System Usability Scale: Before and After VD Modification
In Phase 1, participants rated VD with good usability scores (M = 79.20, SD = 4.103). This score is less than what was given by regular users in the previous evaluation (Garcia et al., 2021). However, it is expected since the needs of this study’s sample were not taken into consideration. This suspected inadequacy is the reason why we initiated a QI study. In Phase 2, participants graded the latest version of VD with excellent usability scores (M = 83.16, SD = 2.249). Scores from Phase 2 were statistically higher than Phase 1, according to paired samples t-test: t(29) = 3.095, p = .042. It means that the modifications accomplished for the new version helped increase the application's usability. This finding implies that application developers may perform a QI study to improve their artifacts even though this methodology is only common in the field of healthcare.

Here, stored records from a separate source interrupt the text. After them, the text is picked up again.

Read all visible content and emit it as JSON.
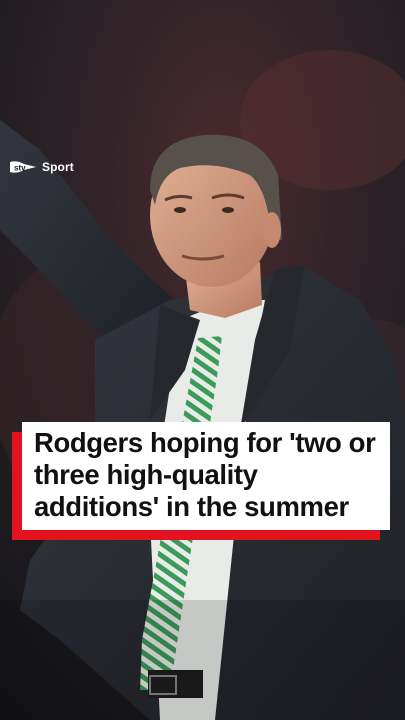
{
  "brand": {
    "logo_icon": "stv-logo-icon",
    "label": "Sport"
  },
  "headline": {
    "text": "Rodgers hoping for 'two or three high-quality additions' in the summer"
  },
  "colors": {
    "accent": "#e2121e",
    "suit": "#2b2e35",
    "background": "#1a1c22",
    "tie_green": "#3c9a5a"
  }
}
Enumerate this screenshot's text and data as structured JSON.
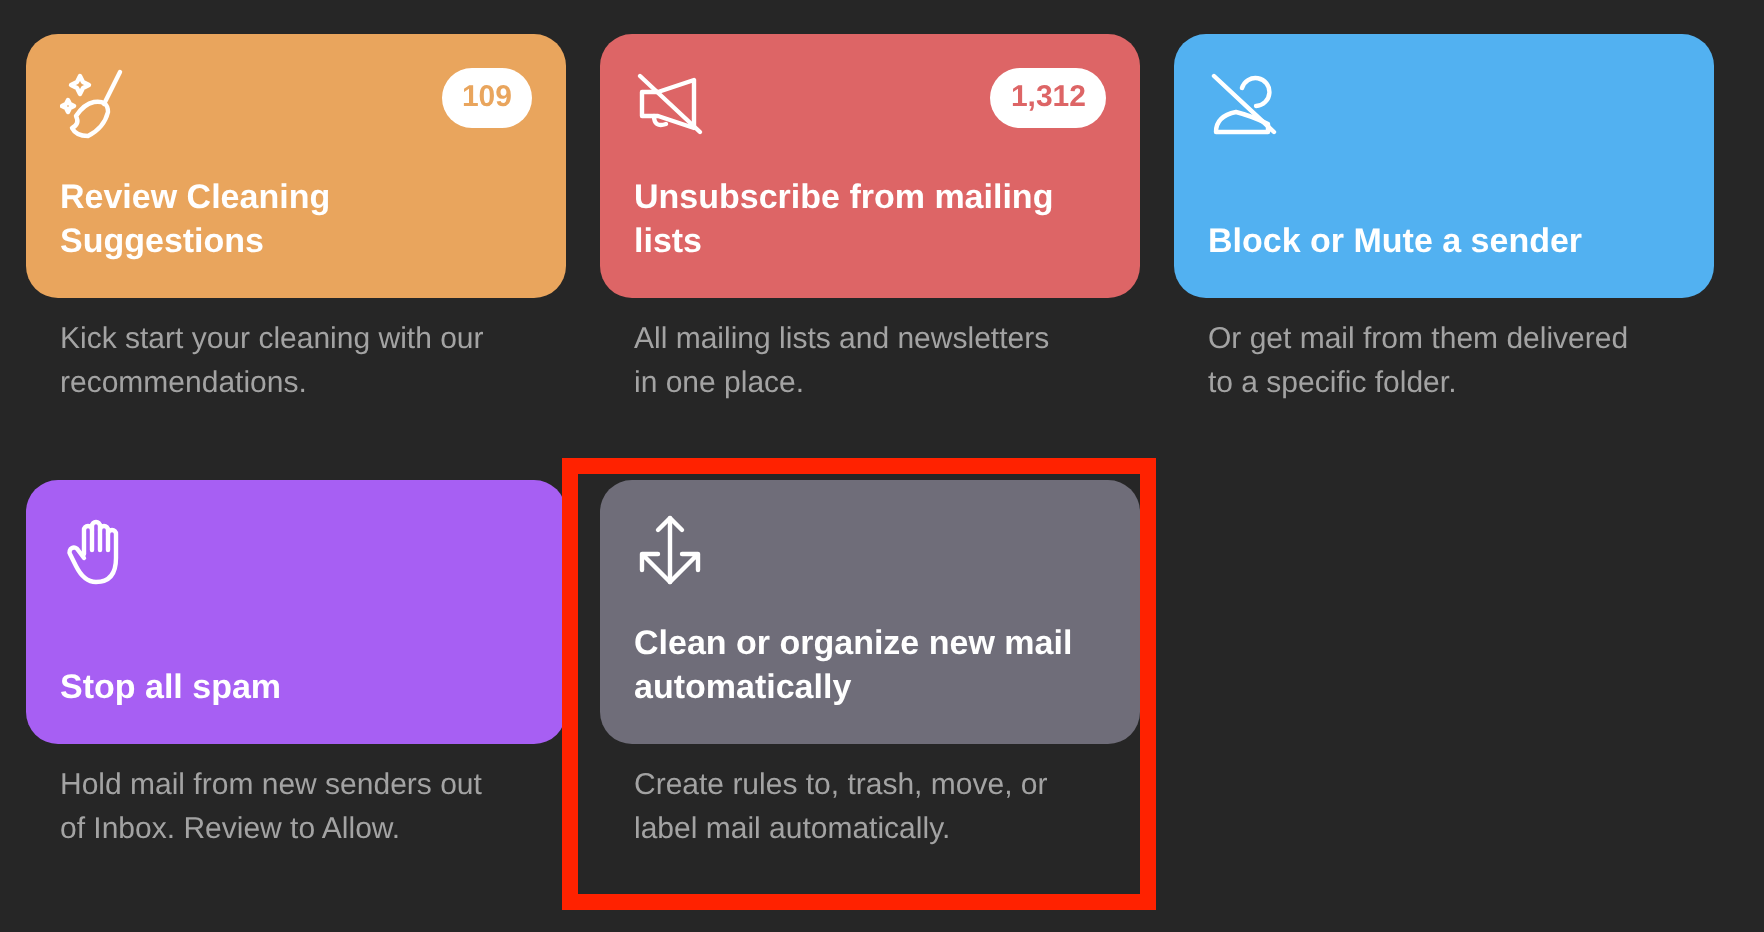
{
  "cards": [
    {
      "kind": "broom",
      "title": "Review Cleaning Suggestions",
      "badge": "109",
      "color": "#e9a55d",
      "description": "Kick start your cleaning with our recommendations.",
      "highlighted": false
    },
    {
      "kind": "megaphone-off",
      "title": "Unsubscribe from mailing lists",
      "badge": "1,312",
      "color": "#dd6566",
      "description": "All mailing lists and newsletters in one place.",
      "highlighted": false
    },
    {
      "kind": "person-off",
      "title": "Block or Mute a sender",
      "color": "#52b1f1",
      "description": "Or get mail from them delivered to a specific folder.",
      "highlighted": false
    },
    {
      "kind": "hand",
      "title": "Stop all spam",
      "color": "#a75ff3",
      "description": "Hold mail from new senders out of Inbox. Review to Allow.",
      "highlighted": false
    },
    {
      "kind": "arrows",
      "title": "Clean or organize new mail automatically",
      "color": "#6f6d79",
      "description": "Create rules to, trash, move, or label mail automatically.",
      "highlighted": true
    }
  ]
}
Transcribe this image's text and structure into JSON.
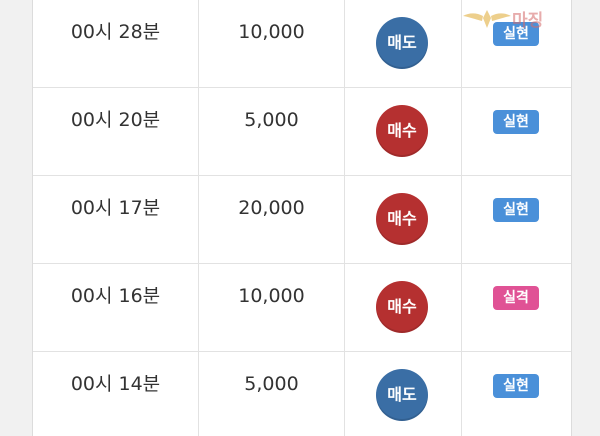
{
  "colors": {
    "sell": "#3a6ea5",
    "buy": "#b53030",
    "hit": "#4a90d9",
    "miss": "#e05295"
  },
  "logo_text": "마징",
  "rows": [
    {
      "time": "00시 28분",
      "amount": "10,000",
      "side": "매도",
      "side_type": "sell",
      "result": "실현",
      "result_type": "hit"
    },
    {
      "time": "00시 20분",
      "amount": "5,000",
      "side": "매수",
      "side_type": "buy",
      "result": "실현",
      "result_type": "hit"
    },
    {
      "time": "00시 17분",
      "amount": "20,000",
      "side": "매수",
      "side_type": "buy",
      "result": "실현",
      "result_type": "hit"
    },
    {
      "time": "00시 16분",
      "amount": "10,000",
      "side": "매수",
      "side_type": "buy",
      "result": "실격",
      "result_type": "miss"
    },
    {
      "time": "00시 14분",
      "amount": "5,000",
      "side": "매도",
      "side_type": "sell",
      "result": "실현",
      "result_type": "hit"
    }
  ]
}
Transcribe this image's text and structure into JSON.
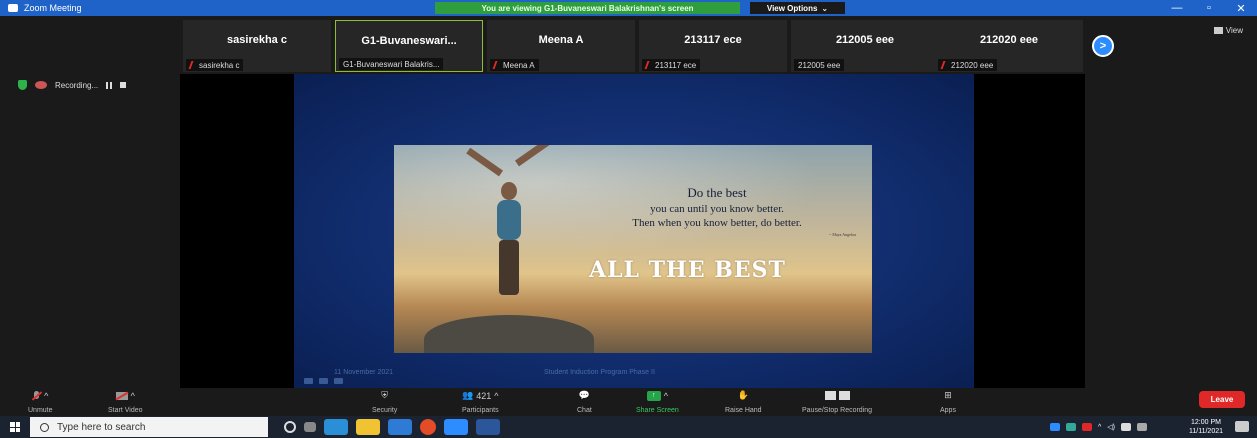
{
  "window": {
    "title": "Zoom Meeting",
    "viewing_banner": "You are viewing G1-Buvaneswari Balakrishnan's screen",
    "view_options": "View Options",
    "min_glyph": "—",
    "max_glyph": "▫",
    "close_glyph": "✕"
  },
  "gallery": {
    "tiles": [
      {
        "display": "sasirekha c",
        "label": "sasirekha c",
        "muted": true,
        "active": false
      },
      {
        "display": "G1-Buvaneswari...",
        "label": "G1-Buvaneswari Balakris...",
        "muted": false,
        "active": true
      },
      {
        "display": "Meena A",
        "label": "Meena A",
        "muted": true,
        "active": false
      },
      {
        "display": "213117 ece",
        "label": "213117 ece",
        "muted": true,
        "active": false
      },
      {
        "display": "212005 eee",
        "label": "212005 eee",
        "muted": false,
        "active": false
      },
      {
        "display": "212020 eee",
        "label": "212020 eee",
        "muted": true,
        "active": false
      }
    ],
    "next_glyph": ">",
    "view_label": "View"
  },
  "recording": {
    "label": "Recording..."
  },
  "slide": {
    "quote_line1": "Do the best",
    "quote_line2": "you can until you know better.",
    "quote_line3": "Then when you know better, do better.",
    "quote_author": "~ Maya Angelou",
    "headline": "ALL THE BEST",
    "footer_date": "11 November 2021",
    "footer_program": "Student Induction Program Phase II"
  },
  "controls": {
    "unmute": "Unmute",
    "start_video": "Start Video",
    "security": "Security",
    "participants": "Participants",
    "participants_count": "421",
    "chat": "Chat",
    "share_screen": "Share Screen",
    "raise_hand": "Raise Hand",
    "pause_stop": "Pause/Stop Recording",
    "apps": "Apps",
    "leave": "Leave",
    "caret": "^"
  },
  "taskbar": {
    "search_placeholder": "Type here to search",
    "time": "12:00 PM",
    "date": "11/11/2021",
    "icons": [
      "cortana-icon",
      "task-view-icon",
      "edge-icon",
      "file-explorer-icon",
      "store-icon",
      "chrome-icon",
      "zoom-icon",
      "word-icon"
    ],
    "colors": {
      "edge": "#2b8fd8",
      "explorer": "#f1c232",
      "store": "#2d7bd4",
      "chrome": "#e34c26",
      "zoom": "#2d8cff",
      "word": "#2b579a"
    }
  }
}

The primary strength of this paper is that VD has already been a subject of a series of evaluations. Future QI studies may have to perform a more extensive modification, especially for newly-developed applications. Nevertheless, the commitment to consistent software updates (e.g., fixing bugs or adding new features) is a vital process in software development.
Conclusion
In this study, we initiated a two-phase QI initiative to improve VD and address the needs of gym and fitness enthusiasts. To our knowledge, this study was the first QI analysis undertaken with a nutrition application grounded on PN. Borrowing this process from the healthcare field allowed us to discover specific features needed by our target users. Additionally, it statistically improved the usability of VD after another sprint of system modification. It underlines the significance of involving users in the development lifecycle to guarantee the availability of necessary features. For a nutrition tool like VD that offers vital health services, continuous quality improvement should be the ethos of any nutrition policy.